Archive for June, 2008|Monthly archive page
her string of pearls
Can I get a small cup of black raspberry and a small cup of maple walnut, with covers on them?
I order our favorite flavors and place extra napkins in the bag before heading to my car. I know he’s just eaten dinner and this small gesture will send him over the moon.
He hugs me tightly and catch a glimpse of his face as he plants a kiss on my cheek. He asks how I am and I tell him I’m alright, you know, for the most part. His eyes retain a reddish rim, a scar from grief that always lingers just behind him. He nods, and blinks tears down his cheeks.
I went to visit your grandmother today. I visit her every day….
I ask him where her grave is exactly, I haven’t been yet. He tells me section 6, around the corner from the chapel where we said our final goodbyes. I should go soon. The thought makes it hard to breathe.

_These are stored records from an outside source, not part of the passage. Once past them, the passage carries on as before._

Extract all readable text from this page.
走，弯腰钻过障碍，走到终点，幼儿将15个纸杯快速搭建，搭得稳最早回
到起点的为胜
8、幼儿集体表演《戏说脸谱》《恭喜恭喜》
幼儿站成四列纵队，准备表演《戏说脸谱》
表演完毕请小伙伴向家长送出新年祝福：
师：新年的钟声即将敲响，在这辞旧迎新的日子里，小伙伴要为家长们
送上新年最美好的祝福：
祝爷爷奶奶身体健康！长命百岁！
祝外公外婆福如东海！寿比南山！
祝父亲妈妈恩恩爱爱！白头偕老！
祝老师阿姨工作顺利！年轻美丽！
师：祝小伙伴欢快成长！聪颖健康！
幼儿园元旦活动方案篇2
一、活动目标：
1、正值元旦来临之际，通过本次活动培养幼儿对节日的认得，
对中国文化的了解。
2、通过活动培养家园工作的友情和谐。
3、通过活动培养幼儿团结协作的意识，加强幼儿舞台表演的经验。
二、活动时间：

In a few minutes, we are talking about the weather – the humidity is brutal, we agree – and the vegetable garden he’s planted outside is really blooming. The hanging tomato plant is arguably his most exciting accomplishment, even the guys at Home Depot asked me to take a picture of it, he grins and dips his spoon into the dish. He takes me over to see the plants and shows me the tiny tomatoes that have sprouted on their stems. There’s a smaller, non-flowering plant in the corner and I ask him what else he’s growing. Kneeling down, he picks up a small reddish marbled bug and flicks it into the grass. Potatoes, he claims, first time in 70 years I’ve grown them. I read on the internet that you have to get rid of the potato bugs or else they’ll get the whole damn crop.
That he’s planted a garden at all makes my heart feel slightly more at ease. I feel broken by his pain every time we speak – the weight of it hanging in the air. And who can blame him? How does anyone say goodbye to the person who has stood with them through life for over sixty years and not exude grief and sadness?

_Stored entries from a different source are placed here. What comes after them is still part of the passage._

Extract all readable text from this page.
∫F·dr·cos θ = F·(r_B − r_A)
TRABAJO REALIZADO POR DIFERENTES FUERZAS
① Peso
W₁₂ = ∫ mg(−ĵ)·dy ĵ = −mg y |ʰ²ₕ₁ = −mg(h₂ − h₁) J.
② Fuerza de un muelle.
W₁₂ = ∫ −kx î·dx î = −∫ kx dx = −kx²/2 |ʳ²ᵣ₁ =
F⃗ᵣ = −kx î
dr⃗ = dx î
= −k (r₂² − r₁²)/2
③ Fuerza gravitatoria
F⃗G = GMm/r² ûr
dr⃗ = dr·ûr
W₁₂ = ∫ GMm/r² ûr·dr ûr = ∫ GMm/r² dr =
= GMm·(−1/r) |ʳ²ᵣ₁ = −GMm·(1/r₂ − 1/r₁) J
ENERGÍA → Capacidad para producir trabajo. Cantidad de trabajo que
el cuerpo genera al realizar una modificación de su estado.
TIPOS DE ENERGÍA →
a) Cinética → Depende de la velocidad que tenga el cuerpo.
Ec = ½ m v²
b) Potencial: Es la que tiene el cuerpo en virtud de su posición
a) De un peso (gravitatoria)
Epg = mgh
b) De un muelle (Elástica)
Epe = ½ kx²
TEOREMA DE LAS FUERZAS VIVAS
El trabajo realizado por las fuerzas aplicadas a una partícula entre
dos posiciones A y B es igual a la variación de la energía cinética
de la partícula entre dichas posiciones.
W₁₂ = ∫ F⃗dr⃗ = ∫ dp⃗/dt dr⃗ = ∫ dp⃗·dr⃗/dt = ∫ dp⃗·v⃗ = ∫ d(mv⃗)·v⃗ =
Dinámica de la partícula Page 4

We sit on the porch swing, slurping our melting ice cream as he tells me about the four potatoes he planted in the summer of 1934.
I was delivering telegrams all day and night, making two dollars a week and giving my mother one dollar and ninety-five cents of my pay. I’d take the nickel, run as fast as possible, scoop up as much penny candy as I could find , plop down the five cents and run just as fast to find a place to eat it all before my brothers caught me. My father helped me plant the potato buds just before his accident. After he died, I kept them up and they gave us food all through the fall. I never thought about doing it again until now.
He runs his fingers across his forehead, smoothing over the divets in his aged skin.
Don’t know what the hell I’ll do with them all now. Only so many potatoes one person can eat, he laughs before pausing. Then he begins to cry.
It’s like this every visit – we laugh and cry. Sometimes we eat, sometimes there are other people around and sometimes it’s just us. He tells me about his days, I tell him about mine. I tell him my favorite stories about her and he laughs. And then he cries. I tell him how much I miss her – because I think he understands in a way nobody does. Sometimes I barely talk at all, letting him speak his words to someone who will listen – knowing it’s all I can give him.
He hands me a box and in it are my grandmother’s treasured pearls. A necklace and a bracelet, a family heirloom that she used to remind me would be mine “some day.” I’d smile and nod, some day seemed so far away. I opened the cover and smell her perfume. It almost hurts to touch them, to feel their smooth, rounded edges and their delicate strings. I start to cry and he says, she made sure I had it put in her will that they were yours.
I struggle these days, losing both of my grandmothers in less than a year and dealing with losses of other kinds. I am fine, feeling triumph in my battle with grief and goodbyes – and then I am not, all over again.
This is the nature of loss, I believe. Of life, really. Hello, goodbye, and on again. And all we can do is laugh and cry.